Latest white phosphorus tale is Israel’s 4th

Israel has announced that it has reprimanded two senior army officers for their role in an attack on a UN facility during last year’s Gaza offensive. Large amounts of fuel were stored in both underground and above-ground tankers at the facility, and 600-700 civilians were taking shelter there, so the risk of catastrophic civilian casualties was enormous; remarkably, there were no deaths and only three injured. However, a warehouse full of hundreds of tons of food and medicine was destroyed by fire, with untold effects on a desperate population.

Israel’s latest position, that two officers are to blame for "exceeding their authority," is just the newest entry in a series of shifting official explanations for the incident. Immediately after the attack, Israel struggled to get its story straight. Defense Minister Ehud Barak told Ban Ki-moon the attack was a "grave error." Other Israeli officials, including then-Prime Minister Ehud Olmert, disagreed and justified the attack as a legitimate return of fire on Hamas militants operating from the vicinity of the compound. Three months later, in April, 2009, the Israeli military came up with a third version inconsistent with the first two: "The smoke projectiles [white phosphorus] were fired at an area a considerable distance from the UNRWA headquarters, and were not intended to cause damage to either person or property. However, it appears that fragments of the smoke projectiles did hit a warehouse located in the headquarters, causing it to catch fire."

So before this latest announcement, the attack on the UN facility was either a grave error (Barak), direct fire aimed at terrorists (Olmert), or a legitimate use of white phosphorus, not for attack but for concealment, that accidentally ignited the warehouse. Take your pick. Now, we are treated to yet a fourth claim, that two officers are to blame for ordering the attack without authority.

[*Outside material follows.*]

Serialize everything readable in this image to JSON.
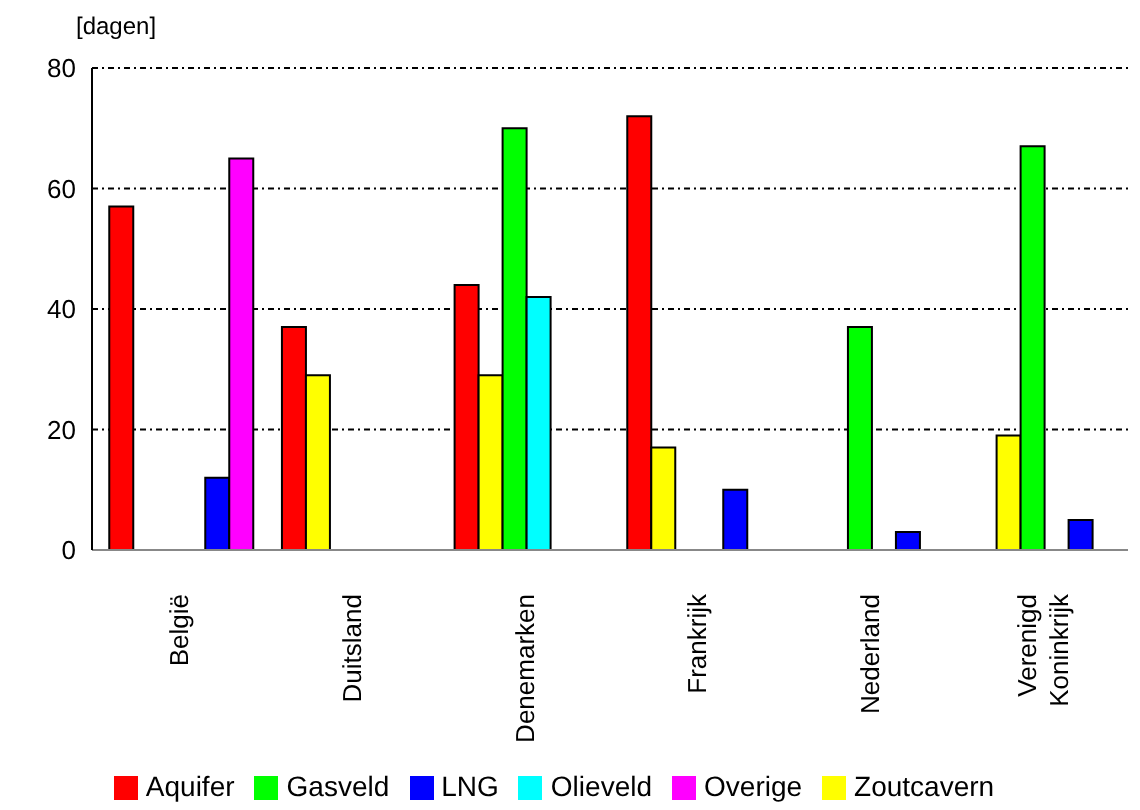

Israel’s pathetic efforts to find the "right" explanation sharply contrast with the Goldstone Report’s sober and thorough discussion of the same incident (pars. 543-595). The Mission members examined the physical and documentary evidence and found that at least three high explosive missiles and seven white phosphorous canisters hit the facility over a three-hour period. During that time, local UN officials repeatedly begged the Israeli military to stop, but to no avail (pars. 579-584). The Report reviewed and rejected Israel’s public defenses of its conduct, and concluded with typical restraint: "The question then becomes how specialists expertly trained in the complex issue of artillery deployment and aware of the presence of an extremely sensitive site can strike that site ten times while apparently trying to avoid it" (par. 578).

What lessons can we draw? The first and most obvious conclusion, one that hardly needed this additional proof, is that Israeli leaders and spokespersons will say whatever they think they can get away with at the moment. If one lie fails to convince or is exposed as false, try another. Perhaps the feature of the Goldstone Report that its detractors find most objectionable is its stubborn refusal to credit the implausible and contradictory pronouncements of Israeli officials. How dare they not believe our lies!

Second, despite Israel’s refusal to cooperate with the Fact-Finding Mission, there is a wealth of public statements made by Israeli officials, both during the Gaza offensive and after, that Goldstone was able to draw upon. Israel’s consistent dishonesty was reasonably relied upon by the Mission to infer that Israel intended the damage it caused, that the immense destruction to civilian lives was deliberate. Third, the outcome of Israel’s latest investigation, undertaken under considerable pressure to make some response to the Goldstone Report, eliminates any question about Israel’s capability of genuinely investigating the conduct of its own military. For a sustained and coordinated attack with dangerous, even illegal munitions directed at a civilian facility with no military value, two army officers have been singled out for the marginal penalty of possibly experiencing diminished chances for promotion in the future. Punishment is intended to deter future misconduct, and it is hard to imagine that this pseudo-disciplinary action will make future, similar actions less likely.